Louis XIII, soutenu par son ministre d’État, le cardinal de Richelieu, construit la monarchie absolue : les nobles doivent se soumettre au pouvoir royal, la marine et l’armée sont réorganisées, et, après la chute de La Rochelle, les protestants voient leurs droits sévèrement encadrés.
Le règne de Louis XIV commence avec les troubles de la Fronde, Parlements et Grands seigneurs en lutte contre le pouvoir royal. Avec l’aide du cardinal de Mazarin, il rétablit la monarchie absolue, en accentue la puissance, et, dès 1661, règne seul, en s’appuyant sur son principal ministre, Colbert.
La vie politique
La vie politique durant ce siècle présente trois caractéristiques :
La monarchie « de droit divin » lutte pour s’imposer contre les adversaires que sont à la fois les Parlements qui refusent les édits royaux, et les grands du royaume, princes et même membres de la famille royale. Louis XIV achève cette lutte en s’entourant d’hommes compétents issus de la bourgeoisie, et, surtout, grâce à l’aménagement du château de Versailles, en s’y installant en 1682 : les nobles sont alors devenus des « courtisans », désireux de s’attirer les faveurs royales et obéissant à une rigoureuse «’étiquette » .
Ces deux règnes sont marqués par des guerres pour des questions de succession, notamment dès 1635 avec l’Espagne. Si ce conflit s’apaise par le traité de Westphalie, en 1648, cette paix ne dure guère : les coalitions des rois d’Espagne et d’Angleterre, de l’empire germanique et des Pays bas contre la France entretiennent des guerres successives qui dévastent le pays, provoquent famine et misère, et épuisent les finances du royaume.
Enfin, les conflits religieux se multiplient. Un temps apaisé par l’Édit de Nantes, signé par Henri IV en 1598, le conflit avec les protestants est ranimé, avec comme temps fort le siège de La Rochelle. La paix d’Alès, si elle maintient la liberté de culte, leur enlève leurs places fortes et leurs privilèges, et la violence est ranimée, dès 1680, par les « dragonnades », qui commencent à provoquer l’exil des familles protestantes, accéléré encore par la révocation de l’Édit de Nantes, en 1685. Mais, au sein même du catholicisme, les conflits sont nombreux : celui de « la Régale » oppose le Roi au Pape, et il faut attendre 1693 pour que soit conclu un accord ; l’influence des Jésuites au cœur du royaume soutient aussi le combat contre le courant janséniste, qui veut rétablir les bases d’une religion plus stricte et étend, lui aussi, son influence dans la seconde moitié du siècle. Dès 1653, ils sont condamnés par le pape, mais seule la destruction, en 1710, de l’abbaye de Port-Royal où ils enseignent éteint ce mouvement.
Le contexte culturel
L'essor des sciences et des arts
Si, dans les campagnes, les paysans ont pour préoccupation première, leur survie matérielle, ils apprécient cependant les divertissements que peuvent offrir, sur les places des villages, ou lors des foires, les bateleurs du cirque ou les comédiens. Dès 1641 d’ailleurs, une "Déclaration" de Louis XIII lève l’interdit qui pesait sur le métier des comédiens, sous condition d’un respect des bonnes mœurs :
« en cas que lesdits comédiens règlent tellement les actions du théâtre qu'elles soient du tout exemptes d'impureté, nous voulons que leur exercice, qui peut innocemment divertir nos peuples de diverses occupations mauvaises, ne puisse leur être imputé à blâme, ni préjudicier à leur réputation dans le commerce public. » (16 avril 1641)
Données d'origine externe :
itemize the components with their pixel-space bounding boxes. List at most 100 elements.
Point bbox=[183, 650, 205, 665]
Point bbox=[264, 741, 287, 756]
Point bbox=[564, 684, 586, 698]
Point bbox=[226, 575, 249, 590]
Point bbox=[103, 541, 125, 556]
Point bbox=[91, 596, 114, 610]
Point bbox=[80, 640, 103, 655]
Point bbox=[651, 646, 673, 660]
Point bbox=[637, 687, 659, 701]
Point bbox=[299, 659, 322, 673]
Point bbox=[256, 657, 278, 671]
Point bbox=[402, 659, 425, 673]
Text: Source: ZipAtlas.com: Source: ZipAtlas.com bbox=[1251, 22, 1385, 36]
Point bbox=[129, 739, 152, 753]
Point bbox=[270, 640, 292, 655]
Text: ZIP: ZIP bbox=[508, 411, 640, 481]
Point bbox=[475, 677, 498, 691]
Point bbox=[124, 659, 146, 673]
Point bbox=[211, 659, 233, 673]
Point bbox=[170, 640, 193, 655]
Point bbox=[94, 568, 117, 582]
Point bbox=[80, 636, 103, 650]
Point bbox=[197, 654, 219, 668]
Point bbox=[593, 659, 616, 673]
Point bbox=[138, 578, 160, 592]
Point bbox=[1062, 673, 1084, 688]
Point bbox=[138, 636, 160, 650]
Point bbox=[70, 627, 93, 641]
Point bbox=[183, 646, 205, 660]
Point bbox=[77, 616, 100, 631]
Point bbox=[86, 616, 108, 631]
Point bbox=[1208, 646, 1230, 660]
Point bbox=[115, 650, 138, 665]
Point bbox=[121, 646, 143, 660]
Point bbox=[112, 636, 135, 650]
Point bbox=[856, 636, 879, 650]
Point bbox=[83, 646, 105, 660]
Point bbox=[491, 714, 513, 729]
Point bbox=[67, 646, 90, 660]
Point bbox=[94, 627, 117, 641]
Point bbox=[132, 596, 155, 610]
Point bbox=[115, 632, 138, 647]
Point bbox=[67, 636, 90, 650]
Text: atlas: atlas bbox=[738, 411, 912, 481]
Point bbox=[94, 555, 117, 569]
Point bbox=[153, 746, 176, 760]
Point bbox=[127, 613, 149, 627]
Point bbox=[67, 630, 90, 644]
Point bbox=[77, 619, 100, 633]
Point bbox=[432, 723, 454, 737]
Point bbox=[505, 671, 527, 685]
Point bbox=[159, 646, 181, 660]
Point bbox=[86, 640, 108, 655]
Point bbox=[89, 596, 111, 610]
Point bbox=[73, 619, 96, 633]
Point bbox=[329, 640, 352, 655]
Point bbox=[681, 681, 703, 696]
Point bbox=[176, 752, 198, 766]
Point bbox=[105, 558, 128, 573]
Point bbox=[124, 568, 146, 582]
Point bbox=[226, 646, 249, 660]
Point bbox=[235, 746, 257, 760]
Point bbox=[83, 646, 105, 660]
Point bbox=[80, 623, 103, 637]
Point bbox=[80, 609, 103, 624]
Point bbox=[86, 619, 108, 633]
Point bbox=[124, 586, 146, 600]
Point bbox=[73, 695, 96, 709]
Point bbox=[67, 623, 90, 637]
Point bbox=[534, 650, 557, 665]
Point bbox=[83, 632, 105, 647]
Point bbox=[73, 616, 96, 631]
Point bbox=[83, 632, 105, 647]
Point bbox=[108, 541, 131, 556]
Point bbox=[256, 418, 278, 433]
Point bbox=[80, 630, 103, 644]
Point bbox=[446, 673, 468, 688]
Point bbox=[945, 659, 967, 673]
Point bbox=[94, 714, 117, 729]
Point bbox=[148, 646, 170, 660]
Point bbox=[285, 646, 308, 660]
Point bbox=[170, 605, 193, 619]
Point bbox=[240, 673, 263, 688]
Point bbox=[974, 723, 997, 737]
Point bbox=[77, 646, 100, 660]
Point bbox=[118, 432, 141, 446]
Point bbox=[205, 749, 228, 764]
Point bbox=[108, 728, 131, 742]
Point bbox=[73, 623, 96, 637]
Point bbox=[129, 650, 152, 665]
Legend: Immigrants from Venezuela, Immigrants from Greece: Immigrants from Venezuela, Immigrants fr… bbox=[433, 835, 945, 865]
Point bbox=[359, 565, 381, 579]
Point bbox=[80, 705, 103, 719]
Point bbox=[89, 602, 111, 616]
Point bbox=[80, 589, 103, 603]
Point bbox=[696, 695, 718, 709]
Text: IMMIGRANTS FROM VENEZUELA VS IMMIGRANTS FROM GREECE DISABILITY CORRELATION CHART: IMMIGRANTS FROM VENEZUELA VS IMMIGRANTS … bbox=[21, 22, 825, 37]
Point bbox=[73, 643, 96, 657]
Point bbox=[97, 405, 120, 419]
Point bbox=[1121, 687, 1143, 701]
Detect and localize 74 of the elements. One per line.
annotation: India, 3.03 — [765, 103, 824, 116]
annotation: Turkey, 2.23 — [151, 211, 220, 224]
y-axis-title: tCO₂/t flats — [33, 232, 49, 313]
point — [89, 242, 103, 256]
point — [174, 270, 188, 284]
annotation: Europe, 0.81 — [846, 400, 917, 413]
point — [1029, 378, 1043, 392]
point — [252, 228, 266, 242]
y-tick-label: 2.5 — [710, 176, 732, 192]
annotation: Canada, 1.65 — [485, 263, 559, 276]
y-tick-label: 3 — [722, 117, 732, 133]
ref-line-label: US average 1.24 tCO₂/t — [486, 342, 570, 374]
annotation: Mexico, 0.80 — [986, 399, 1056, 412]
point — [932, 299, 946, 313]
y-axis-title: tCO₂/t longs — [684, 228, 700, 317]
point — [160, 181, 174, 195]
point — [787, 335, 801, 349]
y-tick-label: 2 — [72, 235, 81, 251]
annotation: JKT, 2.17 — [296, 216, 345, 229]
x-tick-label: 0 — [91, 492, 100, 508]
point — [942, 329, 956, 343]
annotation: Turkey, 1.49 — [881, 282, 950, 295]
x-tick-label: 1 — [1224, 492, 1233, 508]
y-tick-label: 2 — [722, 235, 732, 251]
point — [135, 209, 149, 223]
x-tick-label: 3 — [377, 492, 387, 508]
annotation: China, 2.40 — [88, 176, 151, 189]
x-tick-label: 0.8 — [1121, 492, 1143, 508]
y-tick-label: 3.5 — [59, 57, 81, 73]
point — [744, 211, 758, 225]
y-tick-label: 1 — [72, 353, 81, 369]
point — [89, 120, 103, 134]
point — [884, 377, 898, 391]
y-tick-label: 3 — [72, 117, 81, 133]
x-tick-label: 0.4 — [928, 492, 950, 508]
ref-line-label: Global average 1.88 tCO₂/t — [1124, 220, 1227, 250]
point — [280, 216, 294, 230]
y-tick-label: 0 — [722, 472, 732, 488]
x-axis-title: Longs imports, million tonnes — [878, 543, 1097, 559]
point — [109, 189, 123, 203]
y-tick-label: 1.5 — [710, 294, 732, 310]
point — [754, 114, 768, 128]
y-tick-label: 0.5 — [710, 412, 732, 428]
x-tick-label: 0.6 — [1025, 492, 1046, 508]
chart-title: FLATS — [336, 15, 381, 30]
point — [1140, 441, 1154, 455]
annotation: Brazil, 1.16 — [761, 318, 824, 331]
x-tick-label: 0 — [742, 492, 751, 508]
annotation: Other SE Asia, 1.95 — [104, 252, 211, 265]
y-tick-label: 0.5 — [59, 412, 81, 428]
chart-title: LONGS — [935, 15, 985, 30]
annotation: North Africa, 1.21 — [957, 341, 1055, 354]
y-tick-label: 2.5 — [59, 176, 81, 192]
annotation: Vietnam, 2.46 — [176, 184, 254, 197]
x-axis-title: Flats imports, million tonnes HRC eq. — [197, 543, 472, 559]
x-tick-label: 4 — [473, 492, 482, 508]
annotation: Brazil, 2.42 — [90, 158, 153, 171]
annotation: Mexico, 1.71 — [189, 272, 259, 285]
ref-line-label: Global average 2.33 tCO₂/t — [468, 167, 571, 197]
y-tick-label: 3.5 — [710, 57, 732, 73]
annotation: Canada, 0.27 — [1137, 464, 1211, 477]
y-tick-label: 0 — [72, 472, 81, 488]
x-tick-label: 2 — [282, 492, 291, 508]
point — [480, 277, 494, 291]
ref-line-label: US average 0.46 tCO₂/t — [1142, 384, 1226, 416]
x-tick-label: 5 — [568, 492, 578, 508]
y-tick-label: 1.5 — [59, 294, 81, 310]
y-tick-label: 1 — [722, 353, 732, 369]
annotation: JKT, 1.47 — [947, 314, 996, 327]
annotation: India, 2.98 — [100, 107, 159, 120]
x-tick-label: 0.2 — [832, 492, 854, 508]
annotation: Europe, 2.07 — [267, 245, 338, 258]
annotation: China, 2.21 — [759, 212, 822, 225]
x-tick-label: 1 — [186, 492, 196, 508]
L’intérêt des gens cultivés pour la culture se développe : ils accordent, par exemple, leur protection à des artistes, tel Molière dont la troupe de "l’Illustre Théâtre" a été entretenu de 1645 à 1653 par le duc d’Épernon, gouverneur de Guyenne, puis, entre 1651 et 1657, par le prince de Conti, gouverneur du Languedoc. Mais leur curiosité porte aussi sur les sciences, et la circulation des idées scientifiques s’accentue par l’intermédiaire de cercles de savants qui se réunissent, autour d’un érudit et, eux aussi, autour d’un mécène. Cela conduit, en 1666, à la création par Colbert d’une Académie royale des Sciences, complétée, en 1667, par celle d’un Observatoire astronomique, dont le rôle va s’avérer important, par exemple pour établir des cartes de navigation.
H. Testelin, Colbert présente à Louis XIV les membres de l'Académie royale des sciences créée en 1667, vers 1670. Huile sur toile, 348 x 590. Châteaux de Versailles et de Trianon
À cela s’ajoute le rôle des salons mondains, lieux à la fois de divertissements, musique de chambre ou jeux poétiques par exemple, et de diffusion des œuvres littéraires : les auteurs viennent y lire leurs œuvres, sur lesquelles s’exerce la critique et s’organisent des débats. Ainsi, dès 1605, Charlotte des Ursins, vicomtesse d’Auchy, ouvre un premier salon réunissant de grands poètes, notamment Malherbe, puis, en 1628, un second salon qui reçoit des auteurs de théâtre. Citons aussi celle qui est restée célèbre pour sa « Chambre bleue », ouverte en 1620, la Marquise de Rambouillet, qui mêle goût pour la galanterie et diffusion des savoirs.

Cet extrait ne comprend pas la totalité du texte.